The meter (shown left) has LEDs marked in 2-dB increments. There are two adjustment ranges, one for setting up the satellites and the other for the sub. Dialing the sub in for good sound was easy. After listening to the test tones on the CD, I took note of which track lit up the most LEDs and adjusted the notch filter's frequency knob to the corresponding number. The next step was to tweak how much it reduced the output. That was it: bass boom was tamed.
MUSIC PERFORMANCE Tossing the sound meter aside, I put the system through its paces by first listening to some CDs. "Golden" from My Morning Jacket's It Still Moves is a reverb-drenched country ballad that sounds like it was recorded in the biggest, loneliest, emptiest saloon in the world. The Genie sub/sat combination did a fine job of reproducing the song's sense of almost infinite space, presenting a wide and reasonably deep soundstage. The plaintive vocals and acoustic instruments like guitar and drums also had a warm, natural sound that was surprisingly full for such small satellites.
Cranking things up a notch, I flipped in . . . And You Will Know Us by the Trail of Dead's Source Tags & Codes and cued up "How Near How Far" to see how well the Genie would handle sonic punishment. Even at very loud volumes, this song's wall-of-sound production came across as solid and coherent, with little dynamic compression. Although the sub lacked serious bottom-octave oomph, it was well balanced and not at all boomy.

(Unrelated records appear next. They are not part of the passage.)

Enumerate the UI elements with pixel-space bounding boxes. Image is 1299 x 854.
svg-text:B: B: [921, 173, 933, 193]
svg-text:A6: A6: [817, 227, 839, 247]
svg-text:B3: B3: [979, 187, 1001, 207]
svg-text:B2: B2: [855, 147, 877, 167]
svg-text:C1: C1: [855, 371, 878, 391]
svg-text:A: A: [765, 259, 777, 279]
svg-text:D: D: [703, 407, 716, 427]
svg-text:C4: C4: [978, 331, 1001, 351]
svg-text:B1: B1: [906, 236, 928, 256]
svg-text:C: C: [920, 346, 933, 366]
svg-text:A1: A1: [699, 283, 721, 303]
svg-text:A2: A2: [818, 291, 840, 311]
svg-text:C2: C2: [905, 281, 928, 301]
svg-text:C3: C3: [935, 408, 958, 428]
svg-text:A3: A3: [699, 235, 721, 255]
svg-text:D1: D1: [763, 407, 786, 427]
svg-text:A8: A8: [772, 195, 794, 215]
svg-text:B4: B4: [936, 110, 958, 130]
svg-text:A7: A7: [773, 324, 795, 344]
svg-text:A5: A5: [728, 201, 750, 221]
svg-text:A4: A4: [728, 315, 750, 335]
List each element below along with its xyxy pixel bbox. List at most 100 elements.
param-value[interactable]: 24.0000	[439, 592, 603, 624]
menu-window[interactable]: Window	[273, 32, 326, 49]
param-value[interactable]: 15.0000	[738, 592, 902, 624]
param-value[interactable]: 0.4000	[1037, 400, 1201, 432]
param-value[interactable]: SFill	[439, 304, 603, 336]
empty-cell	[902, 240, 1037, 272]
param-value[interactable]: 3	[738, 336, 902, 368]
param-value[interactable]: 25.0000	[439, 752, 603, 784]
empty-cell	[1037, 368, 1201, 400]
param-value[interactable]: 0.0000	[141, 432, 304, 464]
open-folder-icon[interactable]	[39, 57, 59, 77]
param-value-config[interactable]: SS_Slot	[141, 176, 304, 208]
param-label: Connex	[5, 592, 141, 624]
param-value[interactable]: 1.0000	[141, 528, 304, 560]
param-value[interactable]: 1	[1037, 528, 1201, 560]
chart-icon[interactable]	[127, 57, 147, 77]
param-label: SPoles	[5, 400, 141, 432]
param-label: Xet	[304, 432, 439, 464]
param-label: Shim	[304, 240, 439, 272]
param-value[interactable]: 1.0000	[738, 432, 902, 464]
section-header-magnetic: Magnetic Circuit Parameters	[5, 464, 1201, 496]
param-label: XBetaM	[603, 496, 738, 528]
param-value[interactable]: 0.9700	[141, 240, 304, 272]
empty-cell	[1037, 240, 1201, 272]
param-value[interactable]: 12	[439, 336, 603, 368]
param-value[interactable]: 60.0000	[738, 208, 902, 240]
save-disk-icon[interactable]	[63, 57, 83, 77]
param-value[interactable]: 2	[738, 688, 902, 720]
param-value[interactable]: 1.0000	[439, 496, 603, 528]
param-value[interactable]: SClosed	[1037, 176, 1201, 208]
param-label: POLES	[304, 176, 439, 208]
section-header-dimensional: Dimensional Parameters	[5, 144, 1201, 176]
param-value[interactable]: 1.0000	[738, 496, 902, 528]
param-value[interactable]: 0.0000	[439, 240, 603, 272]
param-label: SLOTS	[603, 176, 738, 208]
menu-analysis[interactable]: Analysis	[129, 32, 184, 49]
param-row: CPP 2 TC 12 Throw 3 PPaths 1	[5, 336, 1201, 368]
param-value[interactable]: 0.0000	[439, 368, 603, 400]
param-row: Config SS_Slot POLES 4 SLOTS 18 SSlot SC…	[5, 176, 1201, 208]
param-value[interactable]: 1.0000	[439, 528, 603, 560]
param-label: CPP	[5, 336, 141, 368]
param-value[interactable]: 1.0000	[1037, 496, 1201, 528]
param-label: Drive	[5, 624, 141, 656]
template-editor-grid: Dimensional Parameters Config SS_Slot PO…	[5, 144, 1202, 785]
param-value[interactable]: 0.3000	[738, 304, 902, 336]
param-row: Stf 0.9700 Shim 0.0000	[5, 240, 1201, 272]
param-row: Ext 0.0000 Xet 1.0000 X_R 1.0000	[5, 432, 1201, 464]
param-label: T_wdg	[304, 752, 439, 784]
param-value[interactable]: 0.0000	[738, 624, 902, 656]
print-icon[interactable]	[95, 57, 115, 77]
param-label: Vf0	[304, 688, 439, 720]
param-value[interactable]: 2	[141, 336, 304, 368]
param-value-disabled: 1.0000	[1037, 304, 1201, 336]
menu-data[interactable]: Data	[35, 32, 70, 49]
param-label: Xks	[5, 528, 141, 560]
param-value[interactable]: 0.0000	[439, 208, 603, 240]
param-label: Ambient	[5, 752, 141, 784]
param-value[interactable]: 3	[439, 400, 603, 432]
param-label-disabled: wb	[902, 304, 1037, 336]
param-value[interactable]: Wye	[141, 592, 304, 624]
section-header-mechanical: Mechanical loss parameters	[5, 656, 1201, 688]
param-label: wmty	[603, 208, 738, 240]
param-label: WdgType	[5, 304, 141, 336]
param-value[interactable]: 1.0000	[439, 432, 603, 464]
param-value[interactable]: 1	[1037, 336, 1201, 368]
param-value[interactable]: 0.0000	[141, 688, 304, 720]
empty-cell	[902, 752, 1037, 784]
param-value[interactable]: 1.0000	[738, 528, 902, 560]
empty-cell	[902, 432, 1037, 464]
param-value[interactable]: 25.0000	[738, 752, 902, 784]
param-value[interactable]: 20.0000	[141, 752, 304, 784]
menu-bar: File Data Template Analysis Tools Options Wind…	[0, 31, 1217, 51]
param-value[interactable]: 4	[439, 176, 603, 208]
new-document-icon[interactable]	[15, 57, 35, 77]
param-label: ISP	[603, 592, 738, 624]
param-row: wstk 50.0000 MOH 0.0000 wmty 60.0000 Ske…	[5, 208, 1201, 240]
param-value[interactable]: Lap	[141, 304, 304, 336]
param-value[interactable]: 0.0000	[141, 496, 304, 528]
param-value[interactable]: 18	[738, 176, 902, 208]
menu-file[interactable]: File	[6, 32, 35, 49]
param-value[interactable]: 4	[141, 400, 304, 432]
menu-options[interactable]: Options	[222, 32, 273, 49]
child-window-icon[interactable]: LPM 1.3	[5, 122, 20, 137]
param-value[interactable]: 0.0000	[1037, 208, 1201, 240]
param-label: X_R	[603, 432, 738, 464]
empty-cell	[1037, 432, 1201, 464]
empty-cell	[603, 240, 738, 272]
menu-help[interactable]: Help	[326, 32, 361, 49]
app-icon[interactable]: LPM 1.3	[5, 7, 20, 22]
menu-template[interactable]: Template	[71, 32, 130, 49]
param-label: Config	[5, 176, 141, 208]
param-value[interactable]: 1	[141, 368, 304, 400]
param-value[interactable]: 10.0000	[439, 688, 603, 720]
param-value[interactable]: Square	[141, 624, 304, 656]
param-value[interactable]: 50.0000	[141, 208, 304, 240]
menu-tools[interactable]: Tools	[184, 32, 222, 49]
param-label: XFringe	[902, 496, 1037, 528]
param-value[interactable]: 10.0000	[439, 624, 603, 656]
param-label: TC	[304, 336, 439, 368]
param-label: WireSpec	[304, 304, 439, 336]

However, I did get a sense that the 402 satellites were crispy in the highs, with cymbals and close-miked vocals occa sionally sounding a bit strident. But overall I prefer this to a sound that's mushy or dull.
MOVIE PERFORMANCE The Genie's excellent movie chops were quickly revealed by a scene from Kill Bill: Vol. 1 where Uma Thurman's character wakes up from a coma in a hospital room. The sound of a mosquito hovering around her inert body rose up from the center channel, and it traversed each speaker in turn as the insect circled the room. This buzzing arc was fluid and continuous, with no serious gaps - not too shabby for a compact system. And when the bug finally settled down to bite Uma, the puncture and slurping sounds that followed came through with crisp detail on the 404 center speaker. Dialogue also sounded clear, but slightly softer at off-center seats.
I sat on through the sequence where O-Ren-Ishii's story is told in anime. The soundtrack during the fight scenes packed an impressive wallop, and the swinging swords were vividly rendered. The swelling spaghetti-western music also came across as full and lush, delivering the sense of skewed, over-the-top drama director Quentin Tarantino was obviously going for.
BOTTOM LINE With expensive plasma HDTVs gobbling up home theater budgets, much of the activity in speaker design has focused on compact, reasonably priced rigs. There are plenty of systems costing less than a grand that sound excellent, but there's also a good case to be made for a step-up package like Mordaunt-Short's Genie. Not only does it come with a capable, full-featured subwoofer (and a sound meter!), but its looks, build quality, and performance are all first-rate. If you want a system with a bit extra, you'll find this Genie's charms hard to resist.